Parting Off – Part 3: Feeds, Speeds and Chamfering Considerations
Parting off is one of the most common lathe applications in a shop. In this series, we will discuss various challenges, tips and tricks to make your parting off applications more productive and trouble free. This is the third of five posts relating to basic principles, best practices and troubleshooting of parting off operations.
The only chips that are good in a parting off operation are the chips that come out without plugging the groove. If the chips don’t get out of the groove, we risk insert failure and even stalling the spindles- in case the tool gets accidentally ‘friction welded’ to the workpiece. Process parameters such as feeds and speeds are always critical for the success of any machining operation. In the case of parting off operations, they are especially crucial; because they can determine chip curling and chip breakage and hence the success of the operation. In this post we will look at effect of feeds and speeds on the success of a parting off operation. Towards the end of this article, we will also look at the best practices in planning chamfering strategies.

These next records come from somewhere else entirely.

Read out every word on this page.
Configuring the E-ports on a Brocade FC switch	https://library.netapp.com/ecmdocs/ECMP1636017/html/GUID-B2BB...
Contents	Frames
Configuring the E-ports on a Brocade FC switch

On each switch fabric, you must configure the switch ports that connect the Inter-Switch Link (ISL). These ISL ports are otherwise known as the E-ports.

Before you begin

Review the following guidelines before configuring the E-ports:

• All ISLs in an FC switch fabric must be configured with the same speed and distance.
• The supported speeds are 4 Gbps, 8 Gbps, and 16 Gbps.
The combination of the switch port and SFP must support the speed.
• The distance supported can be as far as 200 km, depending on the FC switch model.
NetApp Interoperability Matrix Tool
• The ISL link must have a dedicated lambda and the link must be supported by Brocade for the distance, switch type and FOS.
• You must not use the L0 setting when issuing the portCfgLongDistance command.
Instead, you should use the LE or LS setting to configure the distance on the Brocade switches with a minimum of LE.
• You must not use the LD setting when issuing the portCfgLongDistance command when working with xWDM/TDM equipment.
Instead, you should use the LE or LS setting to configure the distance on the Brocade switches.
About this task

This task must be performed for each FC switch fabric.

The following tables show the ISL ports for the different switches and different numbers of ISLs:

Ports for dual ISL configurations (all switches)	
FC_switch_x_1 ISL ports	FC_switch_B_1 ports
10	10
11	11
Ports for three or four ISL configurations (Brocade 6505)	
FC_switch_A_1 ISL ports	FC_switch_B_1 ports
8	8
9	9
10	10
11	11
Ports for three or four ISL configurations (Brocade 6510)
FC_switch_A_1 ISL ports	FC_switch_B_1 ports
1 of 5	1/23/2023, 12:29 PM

Feeds and speeds are among the largest influences in any machining operation. In grooving and especially in parting off operations, feeds and speeds are very critical for chip breakage, chip evacuation and tool life. As explained in the first post of this series, towards the center of the workpiece, at some point the spindle RPM cannot keep up with the requirement to maintain a constant cutting speed in SFM. As the insert goes closer to the center of the insert machine, RPM maxes out and cutting speed starts reducing and eventually reaches zero at the actual time of parting off. This requires the insert grades to be especially tougher for parting off operations, because towards the center of the workpiece, the carbide is basically just ‘pushing’ the material rather than shearing the material.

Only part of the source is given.